O Pintassilgo é um romance da escritora norte-americana Donna Tartt, ganhador do Prêmio Pulitzer de ficção em 2014, adaptada agora para os cinemas pelas mãos do diretor Jhon Crowley (Brooklyn) e produzida pela Amazon Studios. Ainda que os serviços de streaming tenham dado cada vez mais espaço para obras menos comerciais, entregando verdadeiros espetáculos visuais, o filme nos entrega um drama muito bem construído e emocionante.
O filme conta a história de Theo Decker, um garoto dócil, que é vítima de um atentado, e acaba perdendo a sua mãe. Inexplicavelmente, ele rouba uma obra de arte renomada, dada como destruída, que se torna o símbolo de seu trauma ao longo da trama. Ao ser adotado pela sua tia, rapidamente é levado pelo seu pai para Las Vegas, onde após uma série de situações difíceis, ele volta novamente para a cidade de Nova York, aonde ingressa na carreira de falsificador de obras.
O elenco estelar é composto por Ansel Elgort (Baby Driver), Oakes Pegley (Meu Amigo Dragão), Aneurin Barnard (Morto Em Uma Semana (Ou o Seu Dinheiro de Volta)), Finn Wolfhard (Stranger Things), Sarah Paulson (Vidro), Luke Wilson (Minha Super Ex-Namorada), Jeffrey Wright (Westworld) e Nicole Kidman (Os Outros), dá um toque brilhante para a obra, dentro da proposta apresentada pelo roteiro e direção, apesar de que, em muitos momentos, é tocante e emociona o espectador.
A direção competente de Crowley, entrega cenas belíssimas e uma fotografia igualmente espetacular.

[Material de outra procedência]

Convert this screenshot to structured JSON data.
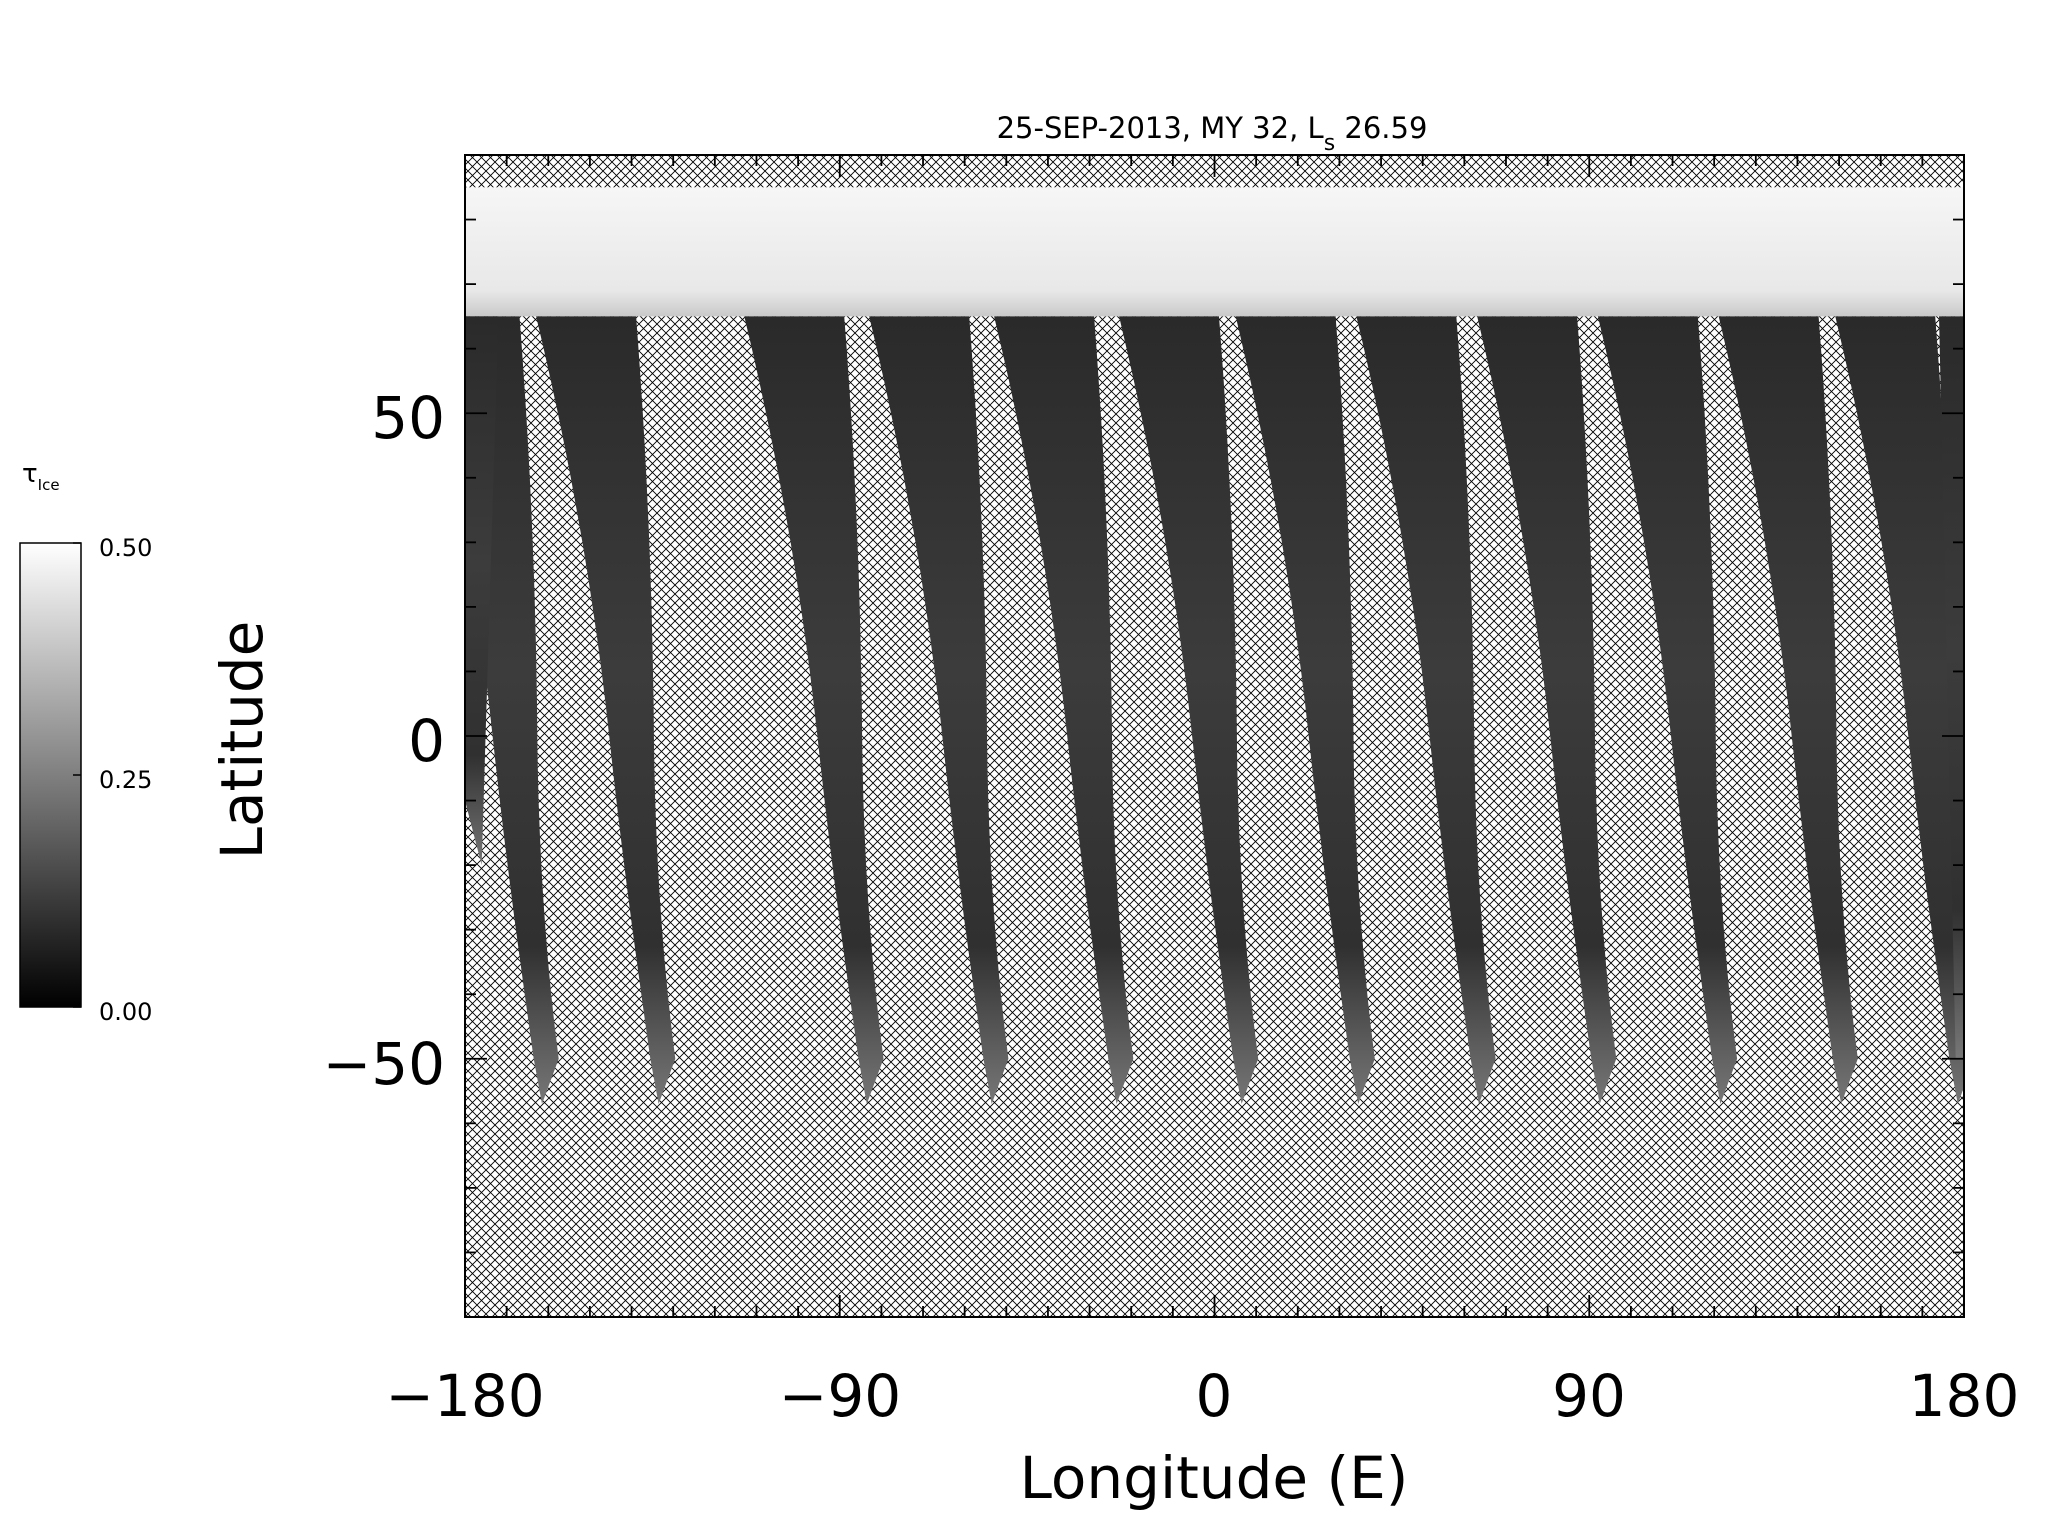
{
  "figure": {
    "title_main": "25-SEP-2013, MY 32,  L",
    "title_sub": "s",
    "title_value": " 26.59",
    "xlabel": "Longitude (E)",
    "ylabel": "Latitude",
    "xlim": [
      -180,
      180
    ],
    "ylim": [
      -90,
      90
    ],
    "xticks": [
      -180,
      -90,
      0,
      90,
      180
    ],
    "xtick_labels": [
      "−180",
      "−90",
      "0",
      "90",
      "180"
    ],
    "yticks": [
      -50,
      0,
      50
    ],
    "ytick_labels": [
      "−50",
      "0",
      "50"
    ],
    "x_minor_step": 10,
    "y_minor_step": 10,
    "no_data_fill": "crosshatch"
  },
  "colorbar": {
    "label_symbol": "τ",
    "label_sub": "Ice",
    "vmin": 0.0,
    "vmax": 0.5,
    "ticks": [
      {
        "value": 0.5,
        "label": "0.50"
      },
      {
        "value": 0.25,
        "label": "0.25"
      },
      {
        "value": 0.0,
        "label": "0.00"
      }
    ],
    "colormap": "grayscale",
    "color_low": "#000000",
    "color_high": "#ffffff"
  },
  "map_data": {
    "quantity": "water ice optical depth",
    "north_cap_lat_bottom": 65,
    "north_cap_lat_top": 85,
    "north_cap_opacity": 0.5,
    "swath_count": 13,
    "swath_south_tip_lat": -57,
    "swath_north_lat": 65,
    "swath_center_lon_at_equator": [
      -168,
      -140,
      -90,
      -60,
      -30,
      0,
      28,
      57,
      86,
      115,
      144,
      172,
      177
    ],
    "equatorial_opacity_typical": 0.08,
    "midlat_north_opacity_typical": 0.05,
    "southern_tip_opacity_typical": 0.2
  }
}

Todo o cenário e o figurino é colocado em tela para passar a sensação de tristeza e invisibilidade, temas recorrentes da trama a todo o momento. Mesmo quando o personagem central se torna um adulto bem-sucedido, constantemente perturbado por seus traumas, ameaças e um relacionamento instável. Tudo isto complementa ainda mais na imersão da obra.
Apesar de entregar uma trama muito bem construída e emocionante, o roteiro não consegue sair dessa esfera de comodismo, dos filmes de drama atuais, caindo numa fórmula de mesmice, trilhando caminhos comuns e previsíveis para a maior parte dos personagens e impedindo a obra de alcançar o seu potencial máximo. Rendendo algumas surpresas e um respiro na última meia hora.
O Pintassilgo é um lindo filme de duas horas e meia, que emociona, mas sua mensagem e beleza se perde dentro de sua prisão auto imposta, resultando em uma sensação de potencial perdido lembrada constantemente, mas que ainda assim vale muito o ingresso.